JAKARTA TRIBUNNEWS.COM-Psikolog Tika Bisono menilai setiap anak memiliki keunikan tersendiri dan tidak bisa disamaratakan di antara mereka. Hal tersebut diungkapkan Tika pada sesi pertama “Virtual Camp for Indonesian Children” yang diselenggarakan oleh Character Building Center Kementerian Pendidikan dan Kebudayaan. Tikka berkata: “Kehadiran bervariasi dari atas ke bawah.” Bacaan: Bagaimana memahami konsep normal baru anak dari usia bayi hingga sekolah dasar — ​​ia juga mengatakan bahwa orang tua adalah karakter yang ditiru anak. . Dengan cara ini, anak-anak bisa meniru penanaman aktif dan sebaliknya.

“Oleh karena itu, jika anak diperlakukan secara positif, ia akan menjadi aktif.
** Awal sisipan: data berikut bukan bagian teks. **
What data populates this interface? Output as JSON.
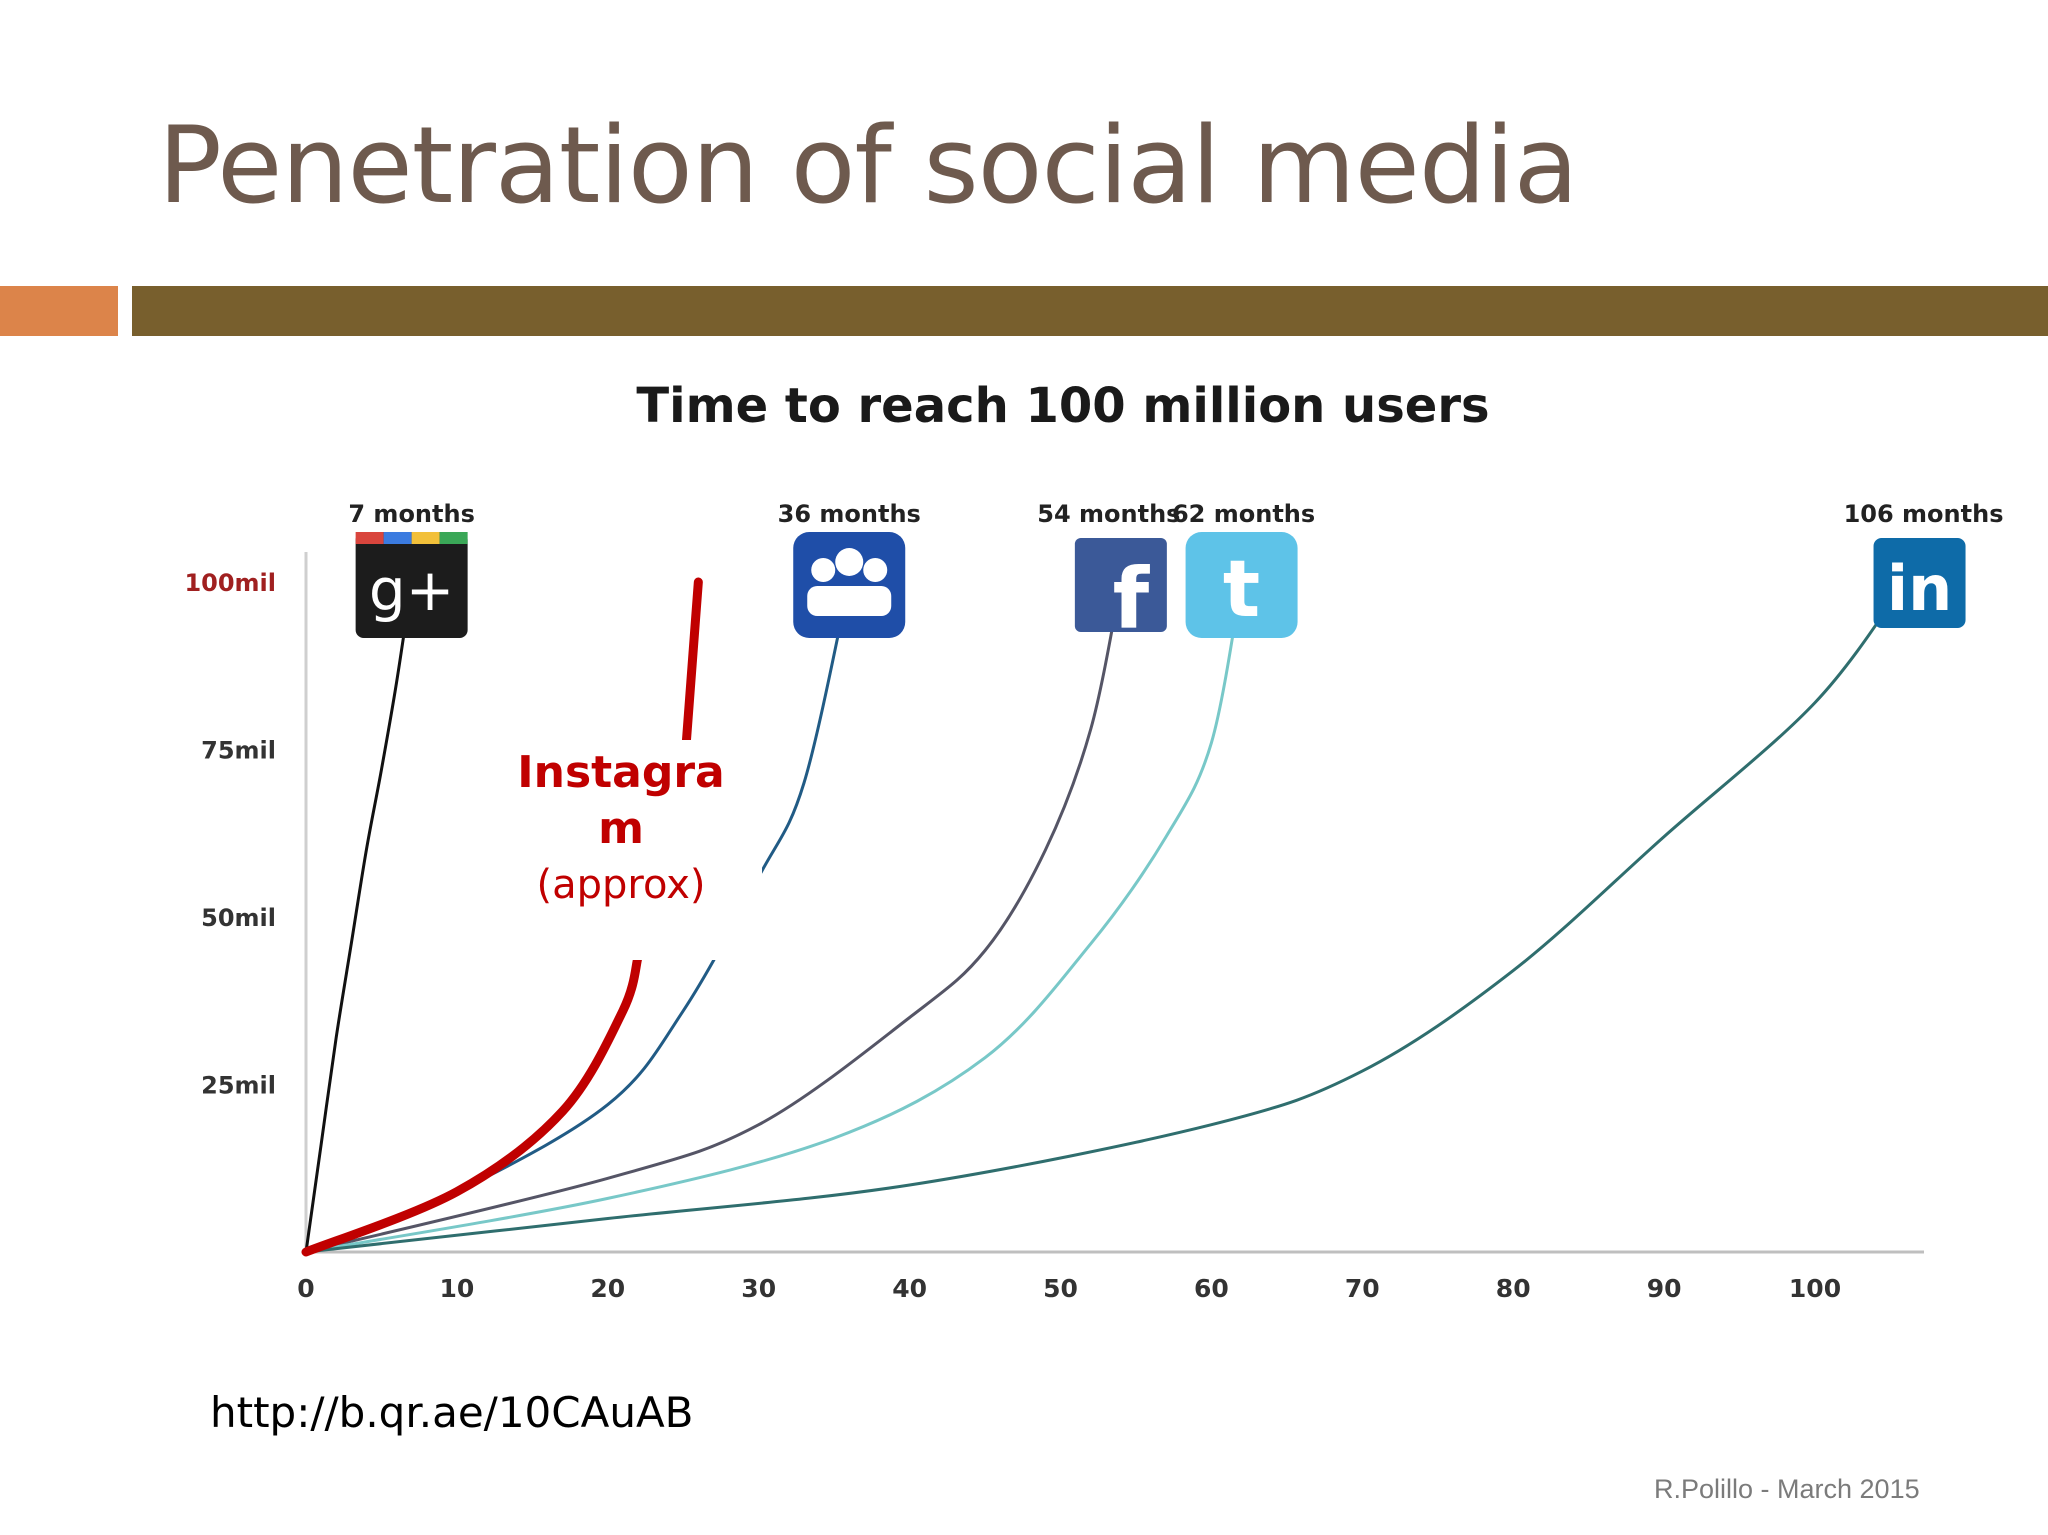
{
  "slide": {
    "title": "Penetration of social media",
    "source_url": "http://b.qr.ae/10CAuAB",
    "footer": "R.Polillo - March 2015",
    "colors": {
      "title": "#6e5a4e",
      "accent_bar": "#dc844a",
      "main_bar": "#785f2d",
      "instagram": "#c00000"
    }
  },
  "chart_data": {
    "type": "line",
    "title": "Time to reach 100 million users",
    "xlabel": "",
    "ylabel": "",
    "xlim": [
      0,
      106
    ],
    "ylim": [
      0,
      100
    ],
    "x_ticks": [
      0,
      10,
      20,
      30,
      40,
      50,
      60,
      70,
      80,
      90,
      100
    ],
    "y_ticks": [
      {
        "value": 25,
        "label": "25mil"
      },
      {
        "value": 50,
        "label": "50mil"
      },
      {
        "value": 75,
        "label": "75mil"
      },
      {
        "value": 100,
        "label": "100mil"
      }
    ],
    "series": [
      {
        "name": "Google+",
        "icon": "google-plus-icon",
        "color": "#111111",
        "label": "7 months",
        "months": 7,
        "points": [
          [
            0,
            0
          ],
          [
            1,
            16
          ],
          [
            2,
            32
          ],
          [
            3,
            46
          ],
          [
            4,
            60
          ],
          [
            5,
            72
          ],
          [
            6,
            85
          ],
          [
            7,
            100
          ]
        ]
      },
      {
        "name": "MySpace",
        "icon": "myspace-icon",
        "color": "#215b85",
        "label": "36 months",
        "months": 36,
        "points": [
          [
            0,
            0
          ],
          [
            10,
            9
          ],
          [
            20,
            22
          ],
          [
            25,
            36
          ],
          [
            30,
            56
          ],
          [
            33,
            70
          ],
          [
            36,
            100
          ]
        ]
      },
      {
        "name": "Facebook",
        "icon": "facebook-icon",
        "color": "#555566",
        "label": "54 months",
        "months": 54,
        "points": [
          [
            0,
            0
          ],
          [
            20,
            11
          ],
          [
            30,
            19
          ],
          [
            40,
            35
          ],
          [
            45,
            45
          ],
          [
            49,
            60
          ],
          [
            52,
            78
          ],
          [
            54,
            100
          ]
        ]
      },
      {
        "name": "Twitter",
        "icon": "twitter-icon",
        "color": "#78c8c8",
        "label": "62 months",
        "months": 62,
        "points": [
          [
            0,
            0
          ],
          [
            20,
            8
          ],
          [
            35,
            17
          ],
          [
            45,
            29
          ],
          [
            52,
            46
          ],
          [
            57,
            62
          ],
          [
            60,
            76
          ],
          [
            62,
            100
          ]
        ]
      },
      {
        "name": "LinkedIn",
        "icon": "linkedin-icon",
        "color": "#2f6e6e",
        "label": "106 months",
        "months": 106,
        "points": [
          [
            0,
            0
          ],
          [
            20,
            5
          ],
          [
            40,
            10
          ],
          [
            60,
            19
          ],
          [
            70,
            27
          ],
          [
            80,
            42
          ],
          [
            90,
            62
          ],
          [
            100,
            82
          ],
          [
            106,
            100
          ]
        ]
      }
    ],
    "instagram": {
      "label": "Instagram",
      "note": "(approx)",
      "color": "#c00000",
      "points": [
        [
          0,
          0
        ],
        [
          10,
          9
        ],
        [
          17,
          21
        ],
        [
          21,
          36
        ],
        [
          22,
          44
        ]
      ],
      "upper_points": [
        [
          25,
          70
        ],
        [
          26,
          100
        ]
      ]
    }
  }
}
Peniru mengatakan:“ Tika Tika (Tika Tika) pada sesi pertama hari kedua kamp pelatihan karakter virtual anak Indonesia Kata dalam pidatonya. Pelajaran pertama untuk tingkat PAUD / PAUDLB dan SD / SDLB.

Kecuali Tikka, kelas satu penuh dengan penampilan nyanyian Putri Ariyani dan cerita Ariyo Zidni. Pentas pantomim oleh psikolog klinis Ratih Ibrahim, Chiki Fawzi dan Septian Dwi Cahyo. Kelas kedua untuk SMP / SMPLB, SMA / SMALB dan SMK / SMKLB.

Dalam sambutannya, Ratih menjelaskan bagaimana mewujudkan impian anak Indonesia. Ia mengajak anak-anak bekerja keras untuk mencapai cita-cita mereka. – “Mimpi inilah yang benar-benar ingin kami raih. Apa tujuan saya, jadi saya harus mengatur jadwal,” kata Lati. Temanya adalah “Anak Bahagia Keluarga Besar, Indonesia Maju”, dengan peserta 2.982 orang dari 34 provinsi. Peserta terbanyak berasal dari Jawa Timur, Jawa Barat, DKI Jakarta, Jawa Tengah, Kalimantan Timur dan Sumatera Utara. Ajang virtual akan digelar mulai 6 hingga 9 Juli 2020.